渓谷道を登りきったGletschにあるホテル“Hotel Glacier Du Rhone” からローヌ川源流であるローヌ氷河とフルカ峠を仰ぎ見る



フルカ峠から誕生したばかりのローヌを見下ろす


地中海マルセイユに注ぐ大河ローヌの源流をもう一度訪ねてみようと思った。 もう一度と言うのは、既に遠い昔になるが以前当地に仕事で滞在中に訪れたことがあるのである。 スイスValley州 Brig からローヌが削り取った深い渓谷ゴムス地方を東に進む。 道は徐々に狭く登りが急になってくる。 急な渓谷道を登りきると突然視界が開け、雄大なローヌ氷河とフルカ峠の一大パノラマが眼前に迫るのである。 ローヌ氷河もその崩落点は地球温暖化の影響で毎年後退しているらしい。 今一度その源流を見てみたい。

今回のヨルダン滞在中の欧州休暇はドイツ経由であるから、帰り道ドイツから足を伸ばそう。 フランクフルト空港でレンタカーを借り、フランスのストラスブルグ、ミュルーズを経由し、仏高速A35号線でスイス・バーゼルに入った。 因みにフランス語ではバーゼルのことを “BALE” と言うが、これが最初判らなかい。 高速の行き先表示を見ながらの運転である。 地名が進行方向に無いと大変不安になる。 まー、南に向かっているから間違いないとは思っていたが。

バーゼルの国境ではパスポートも何も見せない。 只、車両にスイス国内の高速使用許可ステッカーを貼っていないと、おまわりさんから、 “スイスの高速を使う?” と質問される。 “使う” と答えると、スイス国内の高速使用許可ステッカーを40スイス・フラン(約2800円)で購入することになる。 私の借りたレンタカーにはステッカーが無かったので、40スイス・フランで高速使用許可ステッカーを買った。 因みにこのステッカーは1年間(1月―12月)高速を利用し放題のステッカーである。 ステッカーを貼った意識を凄くしながら、スイスの高速に入った。 スイスの高速には料金所が無い。 だからステッカー無しでも簡単に高速に入れるのである。 但し、ステッカーを貼らずにポリスに捕まると多額(幾らかは知らないが)の罰金を徴収されるらしい。 もっとも、見つかることは殆ど無いらしいが。 しかしそこは契約社会、どの車もステッカーを貼って居るのである。 

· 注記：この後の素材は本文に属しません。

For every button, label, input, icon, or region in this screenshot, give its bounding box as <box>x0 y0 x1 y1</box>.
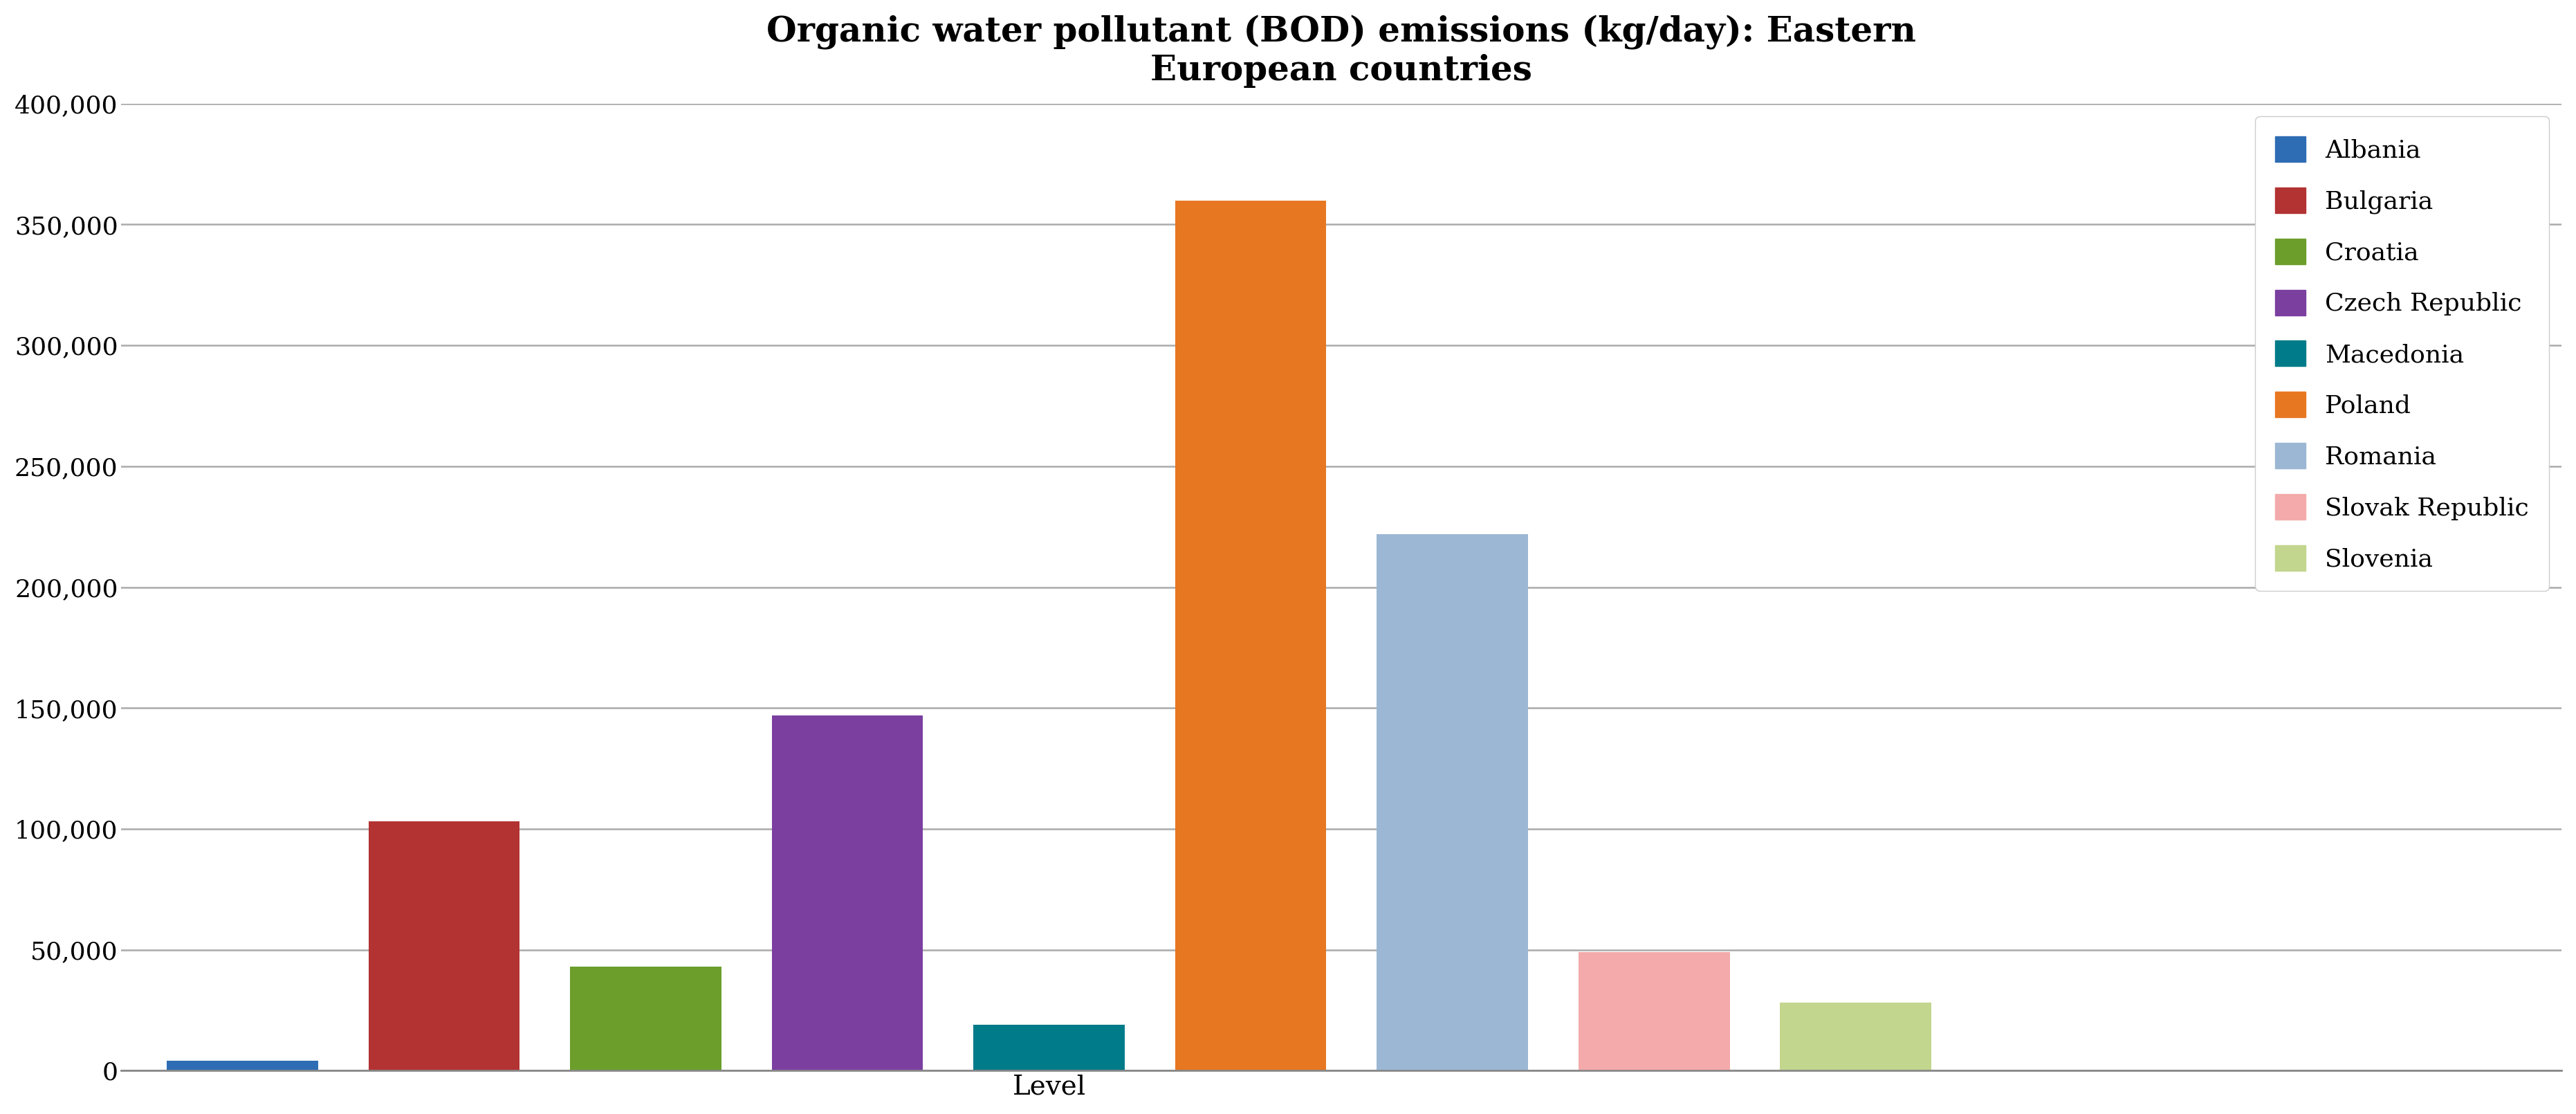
Bar <box>1780 1003 1932 1071</box>
Bar <box>1175 201 1327 1071</box>
Bar <box>773 715 922 1071</box>
Bar <box>368 822 520 1071</box>
Legend: Albania, Bulgaria, Croatia, Czech Republic, Macedonia, Poland, Romania, Slovak R: Albania, Bulgaria, Croatia, Czech Republ… <box>2254 116 2550 592</box>
Bar <box>1579 952 1728 1071</box>
Bar <box>167 1061 317 1071</box>
Title: Organic water pollutant (BOD) emissions (kg/day): Eastern
European countries: Organic water pollutant (BOD) emissions … <box>768 14 1917 88</box>
Bar <box>974 1025 1126 1071</box>
Bar <box>1376 534 1528 1071</box>
Bar <box>569 967 721 1071</box>
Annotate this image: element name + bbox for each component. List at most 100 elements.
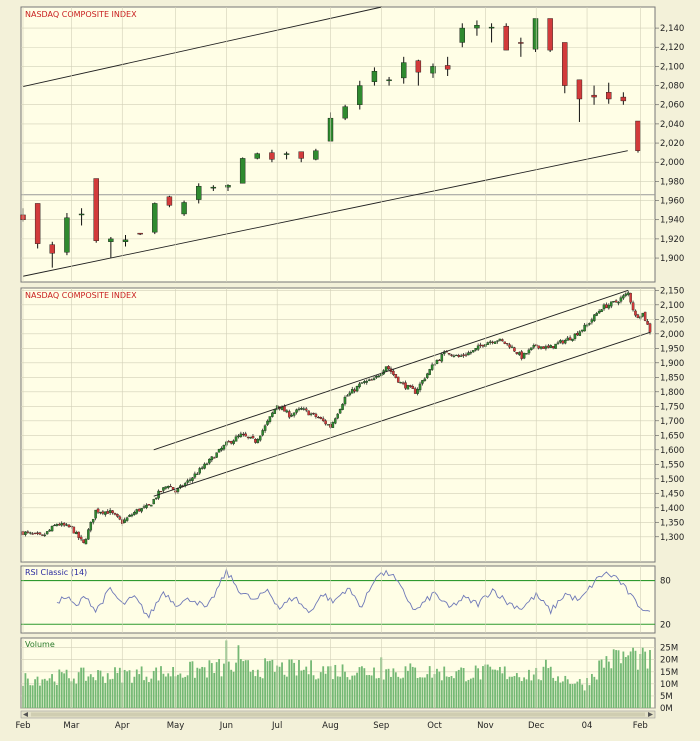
candle-body: [631, 302, 635, 311]
candle-body: [269, 152, 275, 160]
candle-body: [416, 389, 419, 394]
volume-bar: [72, 678, 75, 708]
y-tick-label: 2,100: [660, 62, 684, 72]
volume-bar: [208, 660, 211, 708]
volume-bar: [150, 678, 153, 708]
volume-bar: [99, 670, 102, 708]
y-tick-label: 5M: [660, 692, 673, 702]
volume-bar: [131, 682, 133, 708]
volume-bar: [169, 676, 172, 708]
candle-body: [36, 532, 39, 534]
candle-body: [343, 396, 347, 405]
candle-body: [336, 413, 339, 419]
volume-bar: [576, 681, 579, 708]
candle-body: [210, 456, 214, 461]
volume-bar: [363, 668, 366, 708]
volume-bar: [164, 676, 167, 708]
volume-bar: [361, 666, 363, 708]
volume-bar: [305, 666, 308, 708]
volume-bar: [152, 670, 155, 708]
candle-body: [452, 355, 456, 357]
volume-bar: [186, 675, 189, 708]
candle-body: [24, 531, 27, 535]
volume-bar: [339, 676, 342, 708]
candle-body: [62, 523, 66, 526]
volume-bar: [617, 650, 620, 708]
candle-body: [48, 529, 51, 532]
candle-body: [532, 18, 539, 50]
candle-body: [522, 352, 526, 359]
volume-bar: [467, 679, 470, 708]
x-tick-label: Oct: [427, 721, 442, 731]
candle-body: [530, 347, 533, 350]
scroll-right-arrow-icon[interactable]: [648, 712, 653, 717]
volume-bar: [104, 682, 107, 708]
y-tick-label: 1,950: [660, 344, 684, 354]
volume-bar: [264, 658, 266, 708]
candle-body: [358, 383, 361, 388]
candle-body: [93, 178, 99, 241]
x-tick-label: Nov: [477, 721, 494, 731]
candle-body: [338, 408, 342, 414]
candle-body: [41, 534, 44, 536]
candle-body: [313, 150, 319, 160]
volume-bar: [426, 674, 429, 708]
volume-bar: [499, 666, 501, 708]
volume-bar: [126, 671, 128, 708]
volume-bar: [494, 669, 496, 708]
volume-bar: [230, 669, 233, 708]
candle-body: [108, 510, 112, 513]
candle-body: [186, 480, 189, 483]
candle-body: [84, 539, 88, 545]
candle-body: [116, 514, 119, 517]
candle-body: [67, 524, 71, 528]
volume-bar: [496, 670, 499, 708]
volume-bar: [63, 673, 66, 708]
candle-body: [493, 341, 497, 344]
volume-bar: [77, 672, 80, 708]
volume-bar: [55, 684, 58, 708]
volume-bar: [75, 683, 78, 708]
candle-body: [602, 304, 606, 310]
volume-bar: [595, 679, 598, 708]
volume-bar: [491, 669, 494, 708]
candle-body: [580, 329, 584, 332]
candle-body: [418, 383, 422, 391]
volume-bar: [196, 667, 199, 708]
candle-body: [525, 353, 528, 355]
volume-bar: [545, 659, 547, 708]
volume-bar: [457, 669, 460, 708]
y-tick-label: 1,920: [660, 235, 684, 245]
candle-body: [488, 341, 492, 343]
volume-bar: [486, 664, 489, 708]
candle-body: [94, 509, 97, 519]
y-tick-label: 2,020: [660, 139, 684, 149]
volume-bar: [530, 680, 533, 708]
candle-body: [578, 331, 582, 336]
candle-body: [353, 389, 356, 392]
volume-bar: [232, 671, 235, 708]
volume-bar: [603, 667, 605, 708]
volume-bar: [341, 664, 344, 708]
volume-bar: [181, 677, 184, 708]
scroll-left-arrow-icon[interactable]: [23, 712, 28, 717]
candle-body: [610, 301, 613, 307]
candle-body: [617, 301, 620, 304]
volume-bar: [206, 677, 208, 708]
candle-body: [261, 430, 264, 436]
candle-body: [246, 436, 250, 438]
scroll-thumb[interactable]: [31, 712, 645, 717]
volume-bar: [239, 659, 242, 708]
y-tick-label: 20: [660, 620, 671, 630]
candle-body: [571, 338, 574, 341]
candle-body: [196, 473, 199, 475]
candle-body: [371, 70, 378, 82]
candle-body: [288, 411, 291, 418]
candle-body: [89, 522, 93, 531]
candle-body: [210, 186, 217, 189]
x-tick-label: Dec: [528, 721, 545, 731]
y-tick-label: 1,400: [660, 504, 684, 514]
time-scrollbar[interactable]: [20, 710, 656, 719]
volume-bar: [610, 668, 613, 708]
candle-body: [297, 408, 301, 410]
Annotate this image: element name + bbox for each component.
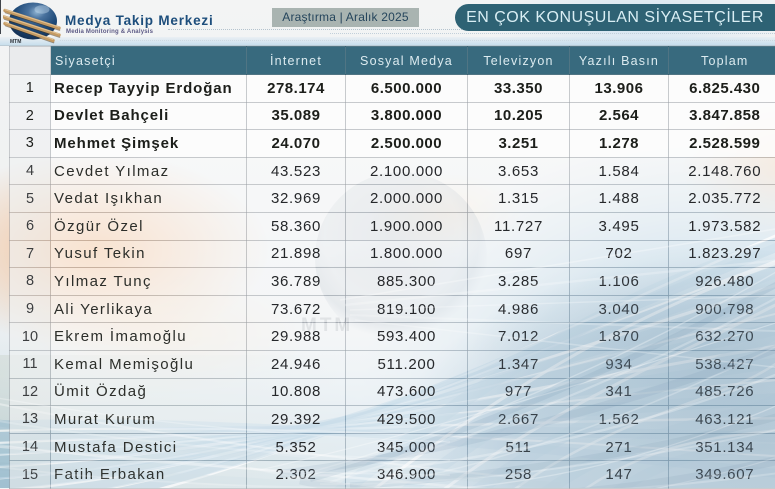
svg-text:MTM: MTM xyxy=(10,39,21,45)
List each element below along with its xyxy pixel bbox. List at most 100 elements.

スイスの高速に乗り、バーゼルからベルン、ローザンヌへE25号線を順調に走る。 ローザンヌ迄は、山国スイスらしくない低い山地が近くに見える割と開けた農地を縫って高速は伸びる。 ドイツ、フランスの平坦さに較べると遥かに日本的な地形に見えて日本を出てから6ヶ月目、懐かしささえ覚える。 ローザンヌで高速を降り、レマン湖沿いを東にバレー州へ向かう。 レマン湖沿いは風光明媚で著名な地でもある。 ローザンヌ、ブベー、モントルーと絵に描いたような街が並ぶ。 街も良いが私のお気に入りは、澄んだ湖面とそこから続く長い急斜面一面に這う葡萄畑だ。 急斜面の葡萄畑での手入れや収穫は決して楽なものではない。 そこにつぎ込まれる人々の労力が美しいコントラストを湖面との間に造っているような気がする。 質素で勤勉な人々の姿をみるからだ。



レマン湖畔に浮かぶ Chillon城



モントルーを過ぎ、レマン湖も東の湖端に辿り着こうとする頃、Chillon城が湖岸に浮かんでくる。 その湖面に浮かぶ美しさで、またバイロン卿が投牢されたことで有名なシオン城である。 しかし内部は決して美しいとは言い難い。 展示物は夥しい武器や拷問器である。 城とは言え要塞、牢獄であった時期のほうが長いのではないだろうか。 そんなことはさて置き、視覚的に美しいものは見ておこう。 観光客用にバスと乗用車の広い駐車場が設けられている。 既にオフ・シーズンのこの辺りであるが、やはりここでは幾組かの日本人に会う。 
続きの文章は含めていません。